『この世界の片隅に』ウチを見つけてくれてありがとう
![この世界の片隅に (特装限定版) [Blu-ray]](http://ecx.images-amazon.com/images/I/71hGfAEvtzL._SL160_.jpg)
その瞬間、『この世界の片隅に』の素晴らしさに驚いていた。
ゆっくりとした、温もりのあるモノローグは、『まんが日本昔ばなし』の語りのようだった。
これは凄いことだ。まだはじまって数秒しか経たないのに、私は圧倒されていた。『まんが日本昔ばなし』の語りといえば市原悦子さんである。20年近くのあいだ、語りに加えてありとあらゆる登場人物を演じ分けた名優だ。芹川有吾監督が『サイボーグ009 怪獣戦争』のヒロイン、二面性を持つヘレナを演じられる人物として起用し、高畑勲監督も『太陽の王子 ホルスの大冒険』の不安定な心を抱えるヒロイン・ヒルダに起用した、難しい役をお願いするならこの人しかいないという大女優だ。

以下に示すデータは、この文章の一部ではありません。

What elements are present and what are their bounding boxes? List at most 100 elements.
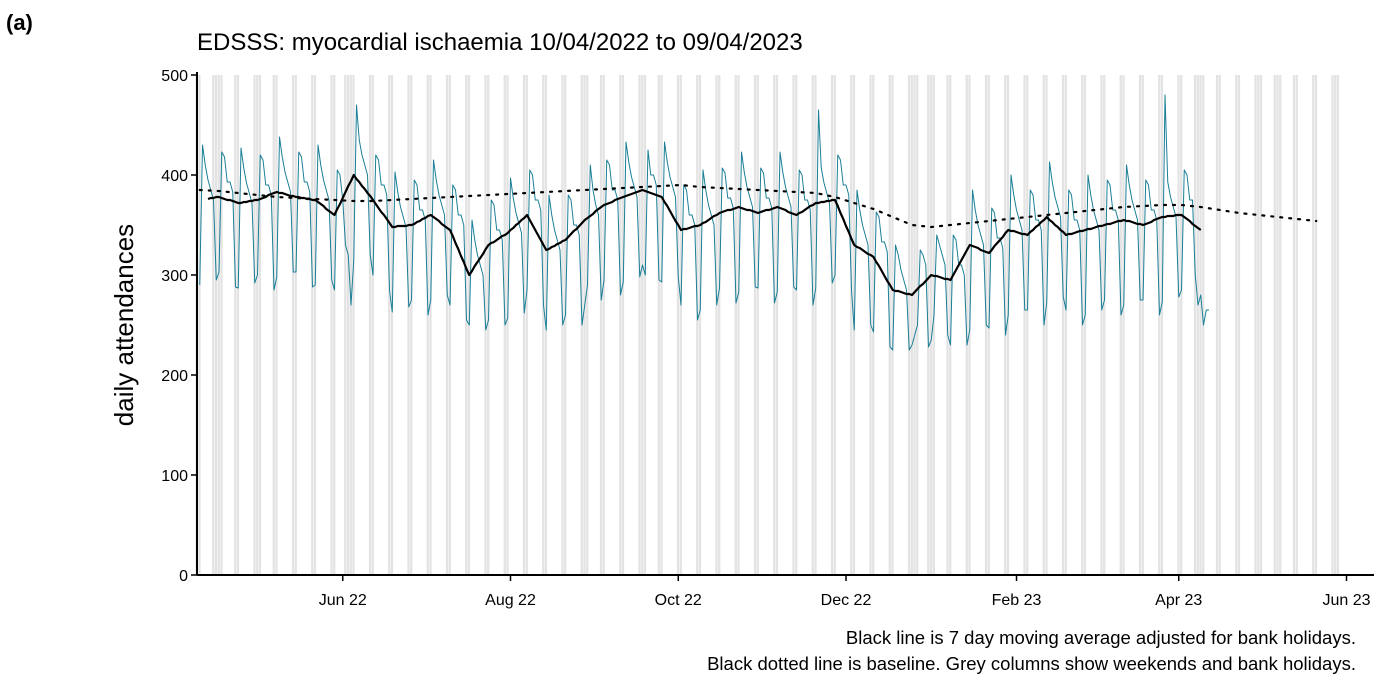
weekend-column	[756, 75, 759, 575]
weekend-column	[602, 75, 605, 575]
weekend-column	[564, 75, 567, 575]
weekend-column	[910, 75, 913, 575]
weekend-column	[737, 75, 740, 575]
y-tick-label: 200	[161, 368, 188, 385]
weekend-column	[236, 75, 240, 575]
weekend-column	[1064, 75, 1067, 575]
weekend-column	[949, 75, 952, 575]
weekend-column	[522, 75, 526, 575]
weekend-column	[330, 75, 333, 575]
y-tick-label: 100	[161, 468, 188, 485]
weekend-column	[775, 75, 779, 575]
weekend-column	[850, 75, 853, 575]
weekend-column	[253, 75, 256, 575]
weekend-column	[795, 75, 798, 575]
weekend-column	[1314, 75, 1318, 575]
panel-label: (a)	[6, 10, 33, 35]
weekend-column	[753, 75, 757, 575]
weekend-column	[1103, 75, 1106, 575]
chart-title: EDSSS: myocardial ischaemia 10/04/2022 t…	[197, 29, 803, 56]
weekend-column	[311, 75, 314, 575]
weekend-column	[1295, 75, 1298, 575]
weekend-column	[333, 75, 336, 575]
holiday-column	[1259, 75, 1263, 575]
weekend-column	[448, 75, 451, 575]
holiday-column	[220, 75, 223, 575]
weekend-column	[1254, 75, 1257, 575]
weekend-column	[1177, 75, 1180, 575]
weekend-column	[657, 75, 660, 575]
weekend-column	[1312, 75, 1315, 575]
weekend-column	[1100, 75, 1103, 575]
x-tick-label: Jun 22	[319, 592, 367, 609]
weekend-column	[217, 75, 220, 575]
weekend-column	[214, 75, 218, 575]
weekend-column	[1026, 75, 1029, 575]
weekend-column	[1061, 75, 1065, 575]
holiday-column	[346, 75, 350, 575]
data-line	[207, 173, 1202, 297]
holiday-column	[643, 75, 647, 575]
x-tick-label: Aug 22	[485, 592, 536, 609]
y-tick-label: 300	[161, 268, 188, 285]
footnote: Black line is 7 day moving average adjus…	[846, 627, 1356, 648]
weekend-column	[641, 75, 644, 575]
holiday-column	[1193, 75, 1197, 575]
holiday-column	[913, 75, 916, 575]
weekend-column	[291, 75, 295, 575]
weekend-column	[814, 75, 817, 575]
plot-area: 0 100 200 300 400 500 Jun 22 Aug 22 Oct 22 Dec 22…	[161, 68, 1374, 609]
weekend-column	[1122, 75, 1125, 575]
shading	[195, 75, 1340, 575]
weekend-column	[1158, 75, 1161, 575]
data-line	[199, 94, 1209, 351]
x-tick-label: Feb 23	[992, 592, 1042, 609]
weekend-column	[1023, 75, 1026, 575]
y-axis-label: daily attendances	[109, 224, 139, 426]
holiday-column	[258, 75, 262, 575]
weekend-column	[426, 75, 429, 575]
weekend-column	[1141, 75, 1144, 575]
weekend-column	[390, 75, 394, 575]
weekend-column	[1119, 75, 1122, 575]
weekend-column	[891, 75, 894, 575]
weekend-column	[1331, 75, 1334, 575]
weekend-column	[676, 75, 680, 575]
weekend-column	[487, 75, 490, 575]
weekend-column	[929, 75, 933, 575]
weekend-column	[445, 75, 449, 575]
weekend-column	[1083, 75, 1087, 575]
holiday-column	[1336, 75, 1340, 575]
weekend-column	[1237, 75, 1241, 575]
weekend-column	[718, 75, 721, 575]
data-line	[198, 183, 1318, 229]
weekend-column	[407, 75, 410, 575]
weekend-column	[811, 75, 814, 575]
holiday-column	[212, 75, 215, 575]
weekend-column	[368, 75, 372, 575]
weekend-column	[234, 75, 237, 575]
weekend-column	[1138, 75, 1142, 575]
weekend-column	[1160, 75, 1164, 575]
weekend-column	[429, 75, 432, 575]
y-tick-label: 0	[179, 568, 188, 585]
weekend-column	[371, 75, 374, 575]
weekend-column	[907, 75, 911, 575]
weekend-column	[696, 75, 699, 575]
weekend-column	[1276, 75, 1279, 575]
weekend-column	[1292, 75, 1296, 575]
weekend-column	[698, 75, 702, 575]
holiday-column	[932, 75, 935, 575]
weekend-column	[715, 75, 718, 575]
holiday-column	[344, 75, 347, 575]
x-tick-label: Apr 23	[1155, 592, 1202, 609]
weekend-column	[1273, 75, 1276, 575]
weekend-column	[638, 75, 641, 575]
weekend-column	[275, 75, 278, 575]
weekend-column	[272, 75, 275, 575]
weekend-column	[1235, 75, 1238, 575]
weekend-column	[525, 75, 528, 575]
weekend-column	[599, 75, 603, 575]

やや舌足らずな喋り方は、市原悦子さんより可愛らしいが、弱冠23歳の能年玲奈さんがあのベテランを思い起こさせる演技で長編アニメーション映画を引っ張っていくとは、まったく驚くべきことだった。
能年玲奈さんは2016年11月現在、のんという芸名で活躍している。映画のクレジットものんであるが、ここでは本名の能年玲奈で表記させていただく。

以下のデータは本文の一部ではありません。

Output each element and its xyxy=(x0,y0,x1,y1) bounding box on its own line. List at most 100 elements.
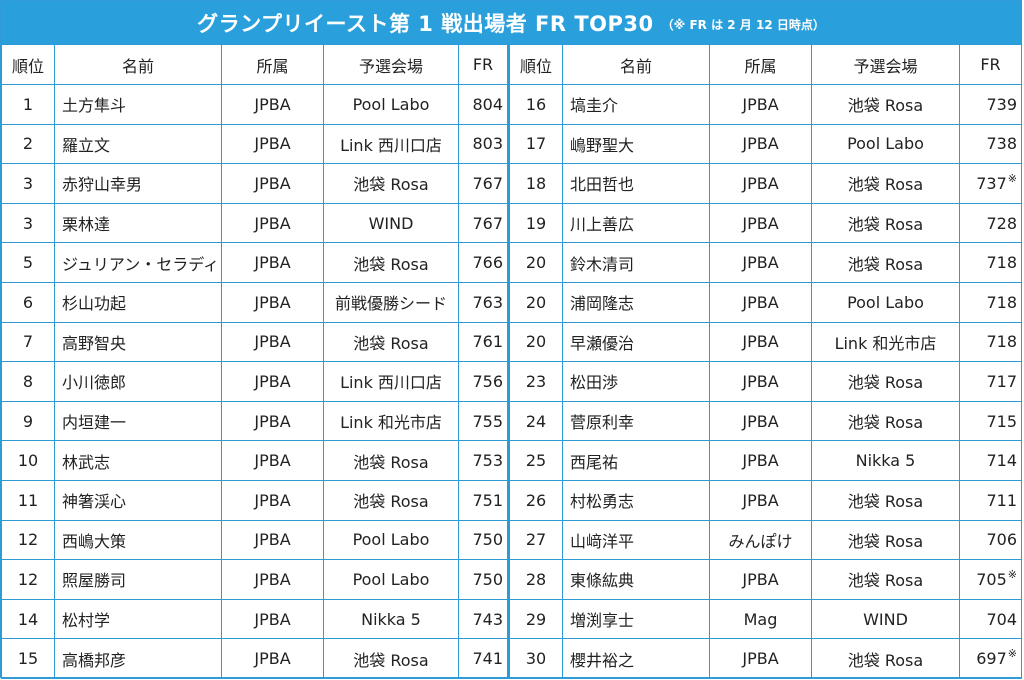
cell-fr: 766 xyxy=(458,242,509,283)
affiliation-value: JPBA xyxy=(254,94,291,114)
table-row: 3 赤狩山幸男 JPBA 池袋 Rosa 767 18 北田哲也 JPBA 池袋 Rosa 737… xyxy=(1,163,1022,204)
cell-venue: Nikka 5 xyxy=(323,598,459,640)
venue-value: 前戦優勝シード xyxy=(334,294,447,314)
fr-value: 697 xyxy=(976,649,1007,669)
rank-value: 20 xyxy=(525,253,547,273)
cell-rank: 1 xyxy=(1,84,55,125)
cell-fr: 750 xyxy=(458,519,509,561)
affiliation-value: JPBA xyxy=(742,490,779,510)
cell-fr: 714 xyxy=(959,440,1022,481)
fr-value: 803 xyxy=(472,134,503,154)
venue-value: WIND xyxy=(368,213,414,233)
fr-value: 711 xyxy=(986,490,1017,510)
cell-rank: 27 xyxy=(507,519,563,561)
cell-affiliation: JPBA xyxy=(221,242,324,283)
affiliation-value: JPBA xyxy=(254,253,291,273)
cell-affiliation: JPBA xyxy=(221,559,324,600)
rank-value: 9 xyxy=(22,411,34,431)
affiliation-value: JPBA xyxy=(254,530,291,550)
fr-value: 763 xyxy=(472,292,503,312)
cell-rank: 28 xyxy=(507,559,563,600)
name-value: 嶋野聖大 xyxy=(570,135,635,155)
cell-name: 菅原利幸 xyxy=(562,400,710,442)
affiliation-value: JPBA xyxy=(742,94,779,114)
venue-value: Link 和光市店 xyxy=(834,333,937,353)
name-value: 北田哲也 xyxy=(570,175,635,195)
table-row: 1 土方隼斗 JPBA Pool Labo 804 16 塙圭介 JPBA 池袋 Rosa 739 xyxy=(1,84,1022,125)
cell-name: 増渕享士 xyxy=(562,598,710,640)
name-value: 杉山功起 xyxy=(62,294,127,314)
cell-fr: 767 xyxy=(458,202,509,244)
cell-fr: 715 xyxy=(959,400,1022,442)
rank-value: 6 xyxy=(22,292,34,312)
cell-venue: Pool Labo xyxy=(811,123,960,165)
name-value: 林武志 xyxy=(62,452,111,472)
cell-venue: 池袋 Rosa xyxy=(811,202,960,244)
header-fr: FR xyxy=(959,44,1022,85)
cell-name: 松村学 xyxy=(54,598,222,640)
rank-value: 18 xyxy=(525,173,547,193)
cell-fr: 718 xyxy=(959,242,1022,283)
affiliation-value: JPBA xyxy=(254,569,291,589)
cell-name: 神箸渓心 xyxy=(54,479,222,521)
rank-value: 3 xyxy=(22,213,34,233)
name-value: 神箸渓心 xyxy=(62,492,127,512)
name-value: 村松勇志 xyxy=(570,492,635,512)
name-value: 山﨑洋平 xyxy=(570,531,635,551)
name-value: 川上善広 xyxy=(570,215,635,235)
rank-value: 20 xyxy=(525,292,547,312)
cell-venue: 池袋 Rosa xyxy=(811,638,960,679)
affiliation-value: JPBA xyxy=(254,451,291,471)
cell-name: 浦岡隆志 xyxy=(562,281,710,323)
table-row: 3 栗林達 JPBA WIND 767 19 川上善広 JPBA 池袋 Rosa 728 xyxy=(1,202,1022,244)
venue-value: 池袋 Rosa xyxy=(847,96,924,116)
cell-venue: 池袋 Rosa xyxy=(811,479,960,521)
cell-fr: 756 xyxy=(458,361,509,402)
cell-rank: 11 xyxy=(1,479,55,521)
cell-affiliation: JPBA xyxy=(221,638,324,679)
rank-value: 5 xyxy=(22,253,34,273)
affiliation-value: JPBA xyxy=(254,332,291,352)
table-row: 10 林武志 JPBA 池袋 Rosa 753 25 西尾祐 JPBA Nikka 5 714 xyxy=(1,440,1022,481)
cell-name: 松田渉 xyxy=(562,361,710,402)
rank-value: 7 xyxy=(22,332,34,352)
venue-value: Pool Labo xyxy=(352,530,430,550)
venue-value: 池袋 Rosa xyxy=(353,175,429,195)
name-value: 浦岡隆志 xyxy=(570,294,635,314)
rank-value: 15 xyxy=(17,649,39,669)
cell-rank: 6 xyxy=(1,281,55,323)
cell-fr: 718 xyxy=(959,321,1022,363)
cell-name: ジュリアン・セラディラ xyxy=(54,242,222,283)
venue-value: Nikka 5 xyxy=(855,451,916,471)
fr-value: 767 xyxy=(472,173,503,193)
venue-value: 池袋 Rosa xyxy=(353,452,429,472)
cell-affiliation: JPBA xyxy=(709,123,812,165)
cell-venue: Link 和光市店 xyxy=(323,400,459,442)
cell-fr: 717 xyxy=(959,361,1022,402)
cell-affiliation: JPBA xyxy=(221,479,324,521)
name-value: 高橋邦彦 xyxy=(62,650,127,670)
cell-affiliation: JPBA xyxy=(221,598,324,640)
cell-venue: 池袋 Rosa xyxy=(323,321,459,363)
header-row: 順位 名前 所属 予選会場 FR 順位 名前 所属 予選会場 FR xyxy=(1,44,1022,85)
venue-value: Nikka 5 xyxy=(361,609,421,629)
fr-value: 737 xyxy=(976,173,1007,193)
cell-fr: 761 xyxy=(458,321,509,363)
cell-rank: 15 xyxy=(1,638,55,679)
rank-value: 23 xyxy=(525,371,547,391)
fr-value: 755 xyxy=(472,411,503,431)
venue-value: 池袋 Rosa xyxy=(847,175,924,195)
fr-value: 718 xyxy=(986,332,1017,352)
fr-value: 738 xyxy=(986,134,1017,154)
cell-name: 鈴木清司 xyxy=(562,242,710,283)
cell-venue: WIND xyxy=(811,598,960,640)
fr-value: 743 xyxy=(472,609,503,629)
cell-venue: 池袋 Rosa xyxy=(811,84,960,125)
venue-value: 池袋 Rosa xyxy=(353,492,429,512)
cell-name: 川上善広 xyxy=(562,202,710,244)
cell-rank: 30 xyxy=(507,638,563,679)
table-row: 12 西嶋大策 JPBA Pool Labo 750 27 山﨑洋平 みんぽけ 池袋 Rosa 7… xyxy=(1,519,1022,561)
cell-fr: 738 xyxy=(959,123,1022,165)
cell-venue: 池袋 Rosa xyxy=(811,519,960,561)
cell-fr: 767 xyxy=(458,163,509,204)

映画『この世界の片隅に』は昭和8年から昭和21年に至る、広島市と呉市で暮らしたすずの人生を描いている。
何を食べたとか、服をあつらえたとか、掃除をしたとか絵を描いたとか、日常のことがとても丁寧に描写されている。暮らしの細部が克明に描かれれば描かれるほど、食事を作るのにも掃除をするのにもささやかなドラマがあることに気づかされる。
本作で印象的なのは、誰もがニコニコしていることだ。失敗もあれば困ったこともある。けれども失敗が笑いを誘い、困ったことに呆れかえり、登場人物たちはいつも笑顔で過ごしている。事件らしい事件がなくても、悲喜こもごもを笑い飛ばす日常の繰り返しから、生きることそのものの楽しさが滲み出ている。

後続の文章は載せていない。